Nevertheless, the study has since been heavily criticized (Am J Clin Nutr, 1973; 26: 1039-41), and a team of researchers who tried to replicate the study failed to find any differences in the number of injections received, weight loss, percentage of weight loss, hip and waist circumferences, weight loss per injections or hunger ratings between those taking HCG and those given a placebo while dieting.
For this reason, the researchers concluded that “HCG does not appear to enhance the effectiveness of a rigidly imposed regimen for weight reduction” (Am J Clin Nutr, 1976; 29: 940-8).

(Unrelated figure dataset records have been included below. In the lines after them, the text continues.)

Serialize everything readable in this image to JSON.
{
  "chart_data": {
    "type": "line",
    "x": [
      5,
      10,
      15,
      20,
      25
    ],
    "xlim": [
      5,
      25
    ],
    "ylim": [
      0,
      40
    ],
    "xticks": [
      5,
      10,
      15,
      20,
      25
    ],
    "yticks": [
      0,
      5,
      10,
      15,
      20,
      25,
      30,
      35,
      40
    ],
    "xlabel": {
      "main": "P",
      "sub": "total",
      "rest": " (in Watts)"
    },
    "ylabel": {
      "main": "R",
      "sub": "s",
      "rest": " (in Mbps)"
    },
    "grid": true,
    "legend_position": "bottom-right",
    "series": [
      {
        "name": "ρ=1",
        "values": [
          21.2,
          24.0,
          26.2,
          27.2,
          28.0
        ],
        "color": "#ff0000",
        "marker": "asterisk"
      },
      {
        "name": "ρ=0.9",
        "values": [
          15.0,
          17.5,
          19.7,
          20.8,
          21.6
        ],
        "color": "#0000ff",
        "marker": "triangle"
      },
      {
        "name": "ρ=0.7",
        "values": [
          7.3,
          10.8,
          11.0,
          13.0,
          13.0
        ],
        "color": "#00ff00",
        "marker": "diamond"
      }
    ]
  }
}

Despite the lack of any scientific evidence that the HCG diet works, it continues to be promoted as a miracle weight-loss cure, and it now appears to be more popular than ever. Much of this new-found popularity may be because HCG is now available in the form of homeopathic drops and sprays, which are meant to be taken orally-far more convenient and acceptable than an injection.
Nevertheless, no scientific tests of homeopathic HCG have yet been published, but it may be safe to assume that it is not likely to be any more effective than the injected hormone.
Ultimately, the HCG diet doesn’t live up to its claims, and reports suggest that it could even be dangerous. The extremely low caloric intake alone is likely to be bad for your health, but there’s also the questionable safety of the HCG injections themselves (see box above).
As usual, if it sounds too good to be true, it usually is.
The reported adverse effects of the HCG diet (Can Med Assoc J, 1983; 128: 1156-7) include:
o oedema (water retention)
o pain at the injection site
o gynaecomastia (breast enlargement in men).
Treatment with HCG has also been linked to:
o early puberty
o blood clots
o fluid accumulation in the lungs and abdominal cavity
o ovarian overstimulation syndrome, involving oedema, cyst formation
and intra-abdominal haemorrhage
o multiple pregnancy, with an increased prevalence of prematurity,
abortion, perinatal death and preeclampsia.